I have searched but am confused by “db looping” node. I have studied the examples but not sure I understand it compared to what I need. I will try to simplify what I am hoping to accomplish.
Let’s assume I have a table of transactions which has a few million rows. Included in transaction columns is a customer_id.
My workflow is that I pull from a spreadsheet to get a set of customers (say 10 that includes a customer_id) then I want to pull from transactions where Transaction.customer_id = spreadsheet.customer_id.
Option 1: I could pull customers from spreadsheet and join to transactions but pulling the transactions into knime takes time and hoping I can more or less use db looping to pull just the transactions I need.
Option 2: Another approach I guess is to import the customer_id into the database and then join in database.
I suspect option 2 likely is faster, but I’d like to try option 1 first. The problem is the db looping node does not seem very clear to me.

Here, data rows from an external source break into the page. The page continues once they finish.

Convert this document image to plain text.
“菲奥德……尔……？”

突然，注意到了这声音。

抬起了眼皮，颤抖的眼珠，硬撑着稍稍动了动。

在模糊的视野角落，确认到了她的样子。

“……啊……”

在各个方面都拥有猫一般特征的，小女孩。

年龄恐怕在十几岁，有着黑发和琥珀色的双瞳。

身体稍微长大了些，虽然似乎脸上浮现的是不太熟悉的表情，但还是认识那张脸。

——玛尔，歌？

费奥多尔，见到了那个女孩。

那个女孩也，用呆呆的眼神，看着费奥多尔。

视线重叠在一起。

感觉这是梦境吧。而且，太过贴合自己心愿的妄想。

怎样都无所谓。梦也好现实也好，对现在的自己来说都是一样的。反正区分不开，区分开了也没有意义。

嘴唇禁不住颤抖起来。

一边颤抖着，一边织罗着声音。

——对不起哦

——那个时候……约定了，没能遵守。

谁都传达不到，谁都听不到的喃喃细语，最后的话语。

In the db looping configuration I see three areas:
Database Column List
Column list
SQL query
SELECT * FROM #table# AS “table”
Here’s where it’s a bit fuzzy.
is #table# is my example the transactions table (how to I ensure it is?) Then do I add to query where transaction.customer_id in ($customer_id$) <from spreadsheet?>
I have connected spreadsheet customer_id table to input port 0 and the query of transactions to port 1. If I run it run it, in the end I have to cancel it as it never finishes.
Question 1: Have i missed how to write query in sql query portion?
Question 2: Maybe this is not right approach and I need to use option 2 or another method.
Thoughts?
Thanks,
Jeff